Communists abolished this way of life by forcing many Gypsies to move into industrialized areas, where Roma were needed as unskilled manual workforce. Other reasons why they destroyed their flats seem very strange to us. For example, there are very different communities of Romanies with mostly very antagonistic relationships, sometimes more severe than between Gypsies and Czechs in general. But it is also difficult to say "Gypsies" and "Czechs" because the majority of Gypsies (maybe 80%) registered themselves in the 1991 census as having Czech nationality.
The Velvet revolution has come to the Gypsies too. Freedom gave Gypsies a possibility to organize freely, to express their will. Maybe the greatest "popularity" of Gypsy issues in the Czech Republic came from the building of a wall between "Noisy Gypsies" and "Quiet Whites". The whole of Europe heard about this community conflict but only a few people realized this is just one example of what happens almost everywhere. For example two days ago I read one article about a pub which is divided into two parts – one for Gypsies and one for whites. And nobody from either side thinks it is bad. It sounds very silly to me. It is very clear that Gypsies have been living here for centuries but we do not understand them at all.
We don’t understand their language; instead, we force them to learn Czech. This heritage from the communist era most seriously affects the Gypsy children who don’t understand Czech well enough when they attend their school. Just because of their low knowledge of the Czech language they are still sent to special classes for mentally handicapped children. In this way the communists guaranteed the truth of "Gypsies=Diggers" or "Gypsies=Stealers" and most Gypsies ended up without any higher education beyond the 8 years of basic school.

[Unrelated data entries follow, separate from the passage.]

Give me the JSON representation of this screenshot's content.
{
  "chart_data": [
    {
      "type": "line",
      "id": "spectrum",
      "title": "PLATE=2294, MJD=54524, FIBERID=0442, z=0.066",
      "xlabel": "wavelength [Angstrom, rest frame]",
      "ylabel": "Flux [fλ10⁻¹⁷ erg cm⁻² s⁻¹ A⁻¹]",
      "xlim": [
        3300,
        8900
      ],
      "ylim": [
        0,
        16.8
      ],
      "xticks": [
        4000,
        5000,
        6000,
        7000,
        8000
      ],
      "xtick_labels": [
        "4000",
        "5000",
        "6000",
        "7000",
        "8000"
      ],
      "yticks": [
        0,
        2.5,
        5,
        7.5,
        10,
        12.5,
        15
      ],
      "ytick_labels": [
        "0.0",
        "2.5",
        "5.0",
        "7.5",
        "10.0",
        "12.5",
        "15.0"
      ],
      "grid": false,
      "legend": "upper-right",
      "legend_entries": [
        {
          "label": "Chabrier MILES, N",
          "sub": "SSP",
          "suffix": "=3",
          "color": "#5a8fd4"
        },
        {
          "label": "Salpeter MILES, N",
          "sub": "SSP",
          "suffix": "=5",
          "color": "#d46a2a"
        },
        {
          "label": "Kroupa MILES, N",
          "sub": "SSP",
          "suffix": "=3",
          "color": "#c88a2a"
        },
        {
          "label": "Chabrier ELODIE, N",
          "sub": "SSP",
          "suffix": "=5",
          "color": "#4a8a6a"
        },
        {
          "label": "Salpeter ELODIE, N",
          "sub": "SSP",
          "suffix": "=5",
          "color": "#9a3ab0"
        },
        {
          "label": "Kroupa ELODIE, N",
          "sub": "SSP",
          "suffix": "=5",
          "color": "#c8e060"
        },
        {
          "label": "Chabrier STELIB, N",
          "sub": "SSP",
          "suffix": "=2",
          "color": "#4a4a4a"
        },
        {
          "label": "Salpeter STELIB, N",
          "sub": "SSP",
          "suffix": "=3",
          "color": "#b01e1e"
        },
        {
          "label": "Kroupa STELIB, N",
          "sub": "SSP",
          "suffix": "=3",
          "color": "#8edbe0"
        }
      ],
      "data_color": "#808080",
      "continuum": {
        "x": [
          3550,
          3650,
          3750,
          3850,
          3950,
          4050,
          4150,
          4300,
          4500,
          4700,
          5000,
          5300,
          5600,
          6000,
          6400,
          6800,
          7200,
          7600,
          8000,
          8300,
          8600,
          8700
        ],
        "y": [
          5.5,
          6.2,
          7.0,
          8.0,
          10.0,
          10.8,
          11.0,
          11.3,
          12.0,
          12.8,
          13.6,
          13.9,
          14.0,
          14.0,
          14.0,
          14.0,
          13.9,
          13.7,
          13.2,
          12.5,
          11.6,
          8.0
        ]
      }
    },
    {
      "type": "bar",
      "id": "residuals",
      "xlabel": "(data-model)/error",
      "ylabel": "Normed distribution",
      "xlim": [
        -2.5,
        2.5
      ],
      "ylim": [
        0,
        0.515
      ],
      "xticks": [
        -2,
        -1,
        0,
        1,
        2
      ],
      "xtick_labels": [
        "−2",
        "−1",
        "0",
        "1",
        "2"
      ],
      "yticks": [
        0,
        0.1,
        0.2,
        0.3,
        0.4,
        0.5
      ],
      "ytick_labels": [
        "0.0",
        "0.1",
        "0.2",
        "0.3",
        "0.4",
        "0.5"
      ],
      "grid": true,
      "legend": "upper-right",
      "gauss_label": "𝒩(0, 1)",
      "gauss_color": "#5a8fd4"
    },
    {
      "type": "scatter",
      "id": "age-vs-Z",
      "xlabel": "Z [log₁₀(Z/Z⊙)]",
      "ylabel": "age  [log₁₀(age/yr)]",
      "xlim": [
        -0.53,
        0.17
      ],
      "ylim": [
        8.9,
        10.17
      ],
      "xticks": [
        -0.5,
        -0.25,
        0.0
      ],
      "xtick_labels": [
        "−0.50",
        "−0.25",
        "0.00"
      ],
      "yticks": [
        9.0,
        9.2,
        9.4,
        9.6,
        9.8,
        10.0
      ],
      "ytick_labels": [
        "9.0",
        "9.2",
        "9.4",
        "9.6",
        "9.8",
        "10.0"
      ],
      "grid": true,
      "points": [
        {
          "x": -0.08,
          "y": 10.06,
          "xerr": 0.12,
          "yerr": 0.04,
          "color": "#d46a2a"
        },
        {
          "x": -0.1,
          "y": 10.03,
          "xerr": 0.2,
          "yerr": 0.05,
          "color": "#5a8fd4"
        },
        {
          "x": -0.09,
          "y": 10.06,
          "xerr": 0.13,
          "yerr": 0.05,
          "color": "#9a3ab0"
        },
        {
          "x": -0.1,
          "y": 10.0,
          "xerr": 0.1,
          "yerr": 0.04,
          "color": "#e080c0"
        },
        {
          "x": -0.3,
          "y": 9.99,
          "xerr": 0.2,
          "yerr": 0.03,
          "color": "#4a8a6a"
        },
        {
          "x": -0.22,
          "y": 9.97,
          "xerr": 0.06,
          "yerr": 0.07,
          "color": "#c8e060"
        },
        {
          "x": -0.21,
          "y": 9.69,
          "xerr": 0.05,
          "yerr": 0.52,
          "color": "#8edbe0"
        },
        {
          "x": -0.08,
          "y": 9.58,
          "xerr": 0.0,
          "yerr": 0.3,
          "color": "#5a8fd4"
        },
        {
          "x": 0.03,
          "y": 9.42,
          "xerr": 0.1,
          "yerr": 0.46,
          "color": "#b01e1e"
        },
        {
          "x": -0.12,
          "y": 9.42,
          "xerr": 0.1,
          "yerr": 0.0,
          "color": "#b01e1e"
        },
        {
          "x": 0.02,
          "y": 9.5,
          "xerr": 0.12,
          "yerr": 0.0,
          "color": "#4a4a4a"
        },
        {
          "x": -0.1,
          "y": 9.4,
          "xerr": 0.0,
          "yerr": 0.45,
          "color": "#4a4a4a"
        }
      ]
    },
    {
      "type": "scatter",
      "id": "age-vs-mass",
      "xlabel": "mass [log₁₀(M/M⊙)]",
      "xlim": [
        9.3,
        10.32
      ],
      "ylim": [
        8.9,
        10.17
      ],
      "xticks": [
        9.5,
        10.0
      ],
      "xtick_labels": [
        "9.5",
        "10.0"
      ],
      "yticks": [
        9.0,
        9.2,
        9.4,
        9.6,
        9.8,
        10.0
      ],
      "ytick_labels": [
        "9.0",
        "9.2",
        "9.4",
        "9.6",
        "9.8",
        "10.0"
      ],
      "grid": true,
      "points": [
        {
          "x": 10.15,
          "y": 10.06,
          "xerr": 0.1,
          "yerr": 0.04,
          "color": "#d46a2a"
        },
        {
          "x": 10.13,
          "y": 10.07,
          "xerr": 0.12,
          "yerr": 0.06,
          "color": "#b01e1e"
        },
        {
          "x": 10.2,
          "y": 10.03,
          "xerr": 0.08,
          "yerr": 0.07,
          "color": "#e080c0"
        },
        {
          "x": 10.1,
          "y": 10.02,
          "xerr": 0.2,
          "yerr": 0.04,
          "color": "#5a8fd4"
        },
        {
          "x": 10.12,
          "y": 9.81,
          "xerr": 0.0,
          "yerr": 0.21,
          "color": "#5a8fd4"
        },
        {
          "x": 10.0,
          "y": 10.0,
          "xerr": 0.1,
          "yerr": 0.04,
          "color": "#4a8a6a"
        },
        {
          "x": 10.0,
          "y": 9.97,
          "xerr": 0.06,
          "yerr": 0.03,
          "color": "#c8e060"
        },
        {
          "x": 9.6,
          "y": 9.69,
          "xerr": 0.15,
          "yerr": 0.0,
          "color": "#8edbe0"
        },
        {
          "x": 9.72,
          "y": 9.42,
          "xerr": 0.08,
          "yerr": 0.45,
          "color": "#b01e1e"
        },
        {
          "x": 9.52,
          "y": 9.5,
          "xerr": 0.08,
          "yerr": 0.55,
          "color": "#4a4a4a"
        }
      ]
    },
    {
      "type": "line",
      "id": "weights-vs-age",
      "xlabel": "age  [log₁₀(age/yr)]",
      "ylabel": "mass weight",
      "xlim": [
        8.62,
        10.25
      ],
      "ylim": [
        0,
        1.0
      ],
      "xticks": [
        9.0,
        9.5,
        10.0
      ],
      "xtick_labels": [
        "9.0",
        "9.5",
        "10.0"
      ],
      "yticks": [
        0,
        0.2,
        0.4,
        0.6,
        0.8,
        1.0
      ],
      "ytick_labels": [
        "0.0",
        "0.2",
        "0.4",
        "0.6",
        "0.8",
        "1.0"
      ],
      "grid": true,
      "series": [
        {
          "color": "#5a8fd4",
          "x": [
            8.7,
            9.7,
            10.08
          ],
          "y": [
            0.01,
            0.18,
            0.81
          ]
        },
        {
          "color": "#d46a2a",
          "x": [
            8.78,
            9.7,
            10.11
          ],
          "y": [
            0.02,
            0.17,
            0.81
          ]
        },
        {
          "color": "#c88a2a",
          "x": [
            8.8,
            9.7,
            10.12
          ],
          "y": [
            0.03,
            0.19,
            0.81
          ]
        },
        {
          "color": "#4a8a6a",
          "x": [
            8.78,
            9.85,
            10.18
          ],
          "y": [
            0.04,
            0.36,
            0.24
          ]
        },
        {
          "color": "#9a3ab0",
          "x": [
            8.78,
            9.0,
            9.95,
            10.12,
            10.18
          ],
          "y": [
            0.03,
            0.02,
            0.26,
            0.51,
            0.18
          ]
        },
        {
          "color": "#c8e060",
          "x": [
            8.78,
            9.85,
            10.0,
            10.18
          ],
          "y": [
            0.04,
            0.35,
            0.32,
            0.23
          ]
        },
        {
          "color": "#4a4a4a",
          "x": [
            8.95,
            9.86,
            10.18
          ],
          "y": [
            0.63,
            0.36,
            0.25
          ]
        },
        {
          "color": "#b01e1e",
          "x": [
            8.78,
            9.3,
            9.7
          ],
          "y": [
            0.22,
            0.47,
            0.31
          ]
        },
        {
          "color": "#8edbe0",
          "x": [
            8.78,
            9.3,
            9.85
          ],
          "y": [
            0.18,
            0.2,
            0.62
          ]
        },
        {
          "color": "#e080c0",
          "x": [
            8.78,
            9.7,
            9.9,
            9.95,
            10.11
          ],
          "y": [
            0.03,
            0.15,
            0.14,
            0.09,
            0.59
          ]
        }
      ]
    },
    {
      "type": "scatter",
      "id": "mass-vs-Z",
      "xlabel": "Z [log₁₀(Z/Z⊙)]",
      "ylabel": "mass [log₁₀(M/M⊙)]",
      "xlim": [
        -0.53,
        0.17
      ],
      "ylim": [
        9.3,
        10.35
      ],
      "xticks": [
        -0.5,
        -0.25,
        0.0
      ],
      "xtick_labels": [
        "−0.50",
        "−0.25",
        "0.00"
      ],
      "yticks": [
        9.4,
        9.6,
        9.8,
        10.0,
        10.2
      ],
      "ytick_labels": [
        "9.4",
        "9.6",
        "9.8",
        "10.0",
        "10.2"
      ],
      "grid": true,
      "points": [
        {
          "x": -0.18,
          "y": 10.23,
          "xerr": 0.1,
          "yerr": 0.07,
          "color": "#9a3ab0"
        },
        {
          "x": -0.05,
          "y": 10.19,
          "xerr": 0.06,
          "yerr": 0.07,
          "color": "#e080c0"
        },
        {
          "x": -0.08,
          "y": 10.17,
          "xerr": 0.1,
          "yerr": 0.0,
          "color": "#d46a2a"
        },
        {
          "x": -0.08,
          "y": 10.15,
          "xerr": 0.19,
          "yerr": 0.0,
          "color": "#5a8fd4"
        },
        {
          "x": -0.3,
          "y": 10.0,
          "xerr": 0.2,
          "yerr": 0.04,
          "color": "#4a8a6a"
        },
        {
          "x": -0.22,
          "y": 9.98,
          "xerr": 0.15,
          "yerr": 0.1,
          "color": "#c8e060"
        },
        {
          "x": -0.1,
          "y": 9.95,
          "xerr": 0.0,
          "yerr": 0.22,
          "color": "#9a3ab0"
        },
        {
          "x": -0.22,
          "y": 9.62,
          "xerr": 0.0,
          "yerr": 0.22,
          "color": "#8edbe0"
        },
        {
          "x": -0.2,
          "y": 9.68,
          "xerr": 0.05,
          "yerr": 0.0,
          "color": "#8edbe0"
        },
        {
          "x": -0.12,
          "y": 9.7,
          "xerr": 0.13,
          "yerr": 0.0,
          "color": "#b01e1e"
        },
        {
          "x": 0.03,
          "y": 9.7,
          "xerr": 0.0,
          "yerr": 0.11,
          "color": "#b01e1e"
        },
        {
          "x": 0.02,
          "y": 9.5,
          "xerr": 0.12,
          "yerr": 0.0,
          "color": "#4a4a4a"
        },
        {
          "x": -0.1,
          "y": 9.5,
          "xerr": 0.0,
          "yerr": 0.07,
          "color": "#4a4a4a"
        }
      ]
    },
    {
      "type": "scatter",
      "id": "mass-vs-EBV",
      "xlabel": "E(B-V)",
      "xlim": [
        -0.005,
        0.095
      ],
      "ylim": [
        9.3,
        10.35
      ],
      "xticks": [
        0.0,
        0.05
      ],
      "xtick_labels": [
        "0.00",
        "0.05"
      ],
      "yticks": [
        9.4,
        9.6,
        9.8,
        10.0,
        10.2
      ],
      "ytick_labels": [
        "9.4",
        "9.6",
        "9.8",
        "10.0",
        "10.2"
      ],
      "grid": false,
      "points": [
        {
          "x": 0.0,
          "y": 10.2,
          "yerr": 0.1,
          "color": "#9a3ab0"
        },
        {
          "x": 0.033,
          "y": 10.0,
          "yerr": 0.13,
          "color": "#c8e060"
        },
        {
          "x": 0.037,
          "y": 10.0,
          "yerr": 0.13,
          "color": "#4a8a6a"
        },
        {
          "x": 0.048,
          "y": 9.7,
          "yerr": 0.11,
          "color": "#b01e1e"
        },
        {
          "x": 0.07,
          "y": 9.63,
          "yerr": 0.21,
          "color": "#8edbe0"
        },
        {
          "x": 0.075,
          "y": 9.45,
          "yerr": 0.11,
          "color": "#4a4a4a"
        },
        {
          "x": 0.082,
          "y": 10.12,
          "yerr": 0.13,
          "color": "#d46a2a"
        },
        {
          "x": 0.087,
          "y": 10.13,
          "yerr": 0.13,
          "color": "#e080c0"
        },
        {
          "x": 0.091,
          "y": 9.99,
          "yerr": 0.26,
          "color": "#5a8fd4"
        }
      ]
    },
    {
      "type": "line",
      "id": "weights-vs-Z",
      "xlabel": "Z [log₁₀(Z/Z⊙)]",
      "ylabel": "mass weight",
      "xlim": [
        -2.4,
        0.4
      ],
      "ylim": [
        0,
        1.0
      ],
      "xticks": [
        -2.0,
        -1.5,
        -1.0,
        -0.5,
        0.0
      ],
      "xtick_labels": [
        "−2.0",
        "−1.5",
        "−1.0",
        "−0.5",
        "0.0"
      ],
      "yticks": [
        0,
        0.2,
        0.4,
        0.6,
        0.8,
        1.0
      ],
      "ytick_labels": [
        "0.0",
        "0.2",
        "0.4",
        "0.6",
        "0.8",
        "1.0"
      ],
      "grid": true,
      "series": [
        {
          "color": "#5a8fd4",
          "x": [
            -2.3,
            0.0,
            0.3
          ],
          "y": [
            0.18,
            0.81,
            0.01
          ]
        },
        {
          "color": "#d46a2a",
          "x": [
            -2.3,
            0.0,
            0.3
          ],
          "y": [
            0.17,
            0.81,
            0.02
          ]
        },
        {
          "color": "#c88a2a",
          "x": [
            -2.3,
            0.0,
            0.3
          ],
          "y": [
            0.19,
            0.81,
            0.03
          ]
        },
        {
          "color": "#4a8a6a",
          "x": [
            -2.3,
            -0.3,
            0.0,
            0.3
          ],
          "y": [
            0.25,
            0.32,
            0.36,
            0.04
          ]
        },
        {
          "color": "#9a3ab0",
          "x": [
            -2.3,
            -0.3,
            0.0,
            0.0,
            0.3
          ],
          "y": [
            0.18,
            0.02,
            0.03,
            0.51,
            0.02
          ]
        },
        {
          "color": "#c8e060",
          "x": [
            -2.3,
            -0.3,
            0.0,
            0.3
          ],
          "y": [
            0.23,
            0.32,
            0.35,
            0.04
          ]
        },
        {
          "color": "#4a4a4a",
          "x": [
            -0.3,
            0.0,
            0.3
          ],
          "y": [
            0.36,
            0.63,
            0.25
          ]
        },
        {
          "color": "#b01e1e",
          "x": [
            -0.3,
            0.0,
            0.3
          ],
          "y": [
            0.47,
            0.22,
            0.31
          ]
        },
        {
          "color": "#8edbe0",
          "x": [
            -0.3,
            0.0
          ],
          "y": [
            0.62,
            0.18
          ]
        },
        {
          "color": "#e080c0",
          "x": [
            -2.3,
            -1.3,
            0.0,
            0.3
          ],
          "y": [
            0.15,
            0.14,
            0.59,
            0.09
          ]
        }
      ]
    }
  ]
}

I remember that one boy was attending our class in the school – he was a Gypsy. The rest of the class rejected him just because he was a Gypsy. Also our class teacher was prejudiced when, for example, she had to find out who was guiltier in some dispute between "him" and "one of US". She almost never protected him against us. Our parents didn’t care about it, they were just talking about how his mother was ugly – nothing else.
Now it is changing a little bit. The desire of our government to join the EU is forcing it to change first of all its own attitude to Gypsies. This is happening slowly but willingly. Also, a lot of foundations and other NGO’s are positively interested in this question. For example our Charles University has opened a course in "Roma studies" which is attended by members of both communities to learn more about Gypsy Community in the Czech Republic and elsewhere. Newspapers publish more and more articles on this issue and look for a few ways to break down more and more fences between them and us.
But the mentalities of both sides will change very, very slowly, I think. My very optimistic guess is about 20-30 years. But let’s see, the future is still very difficult to foresee.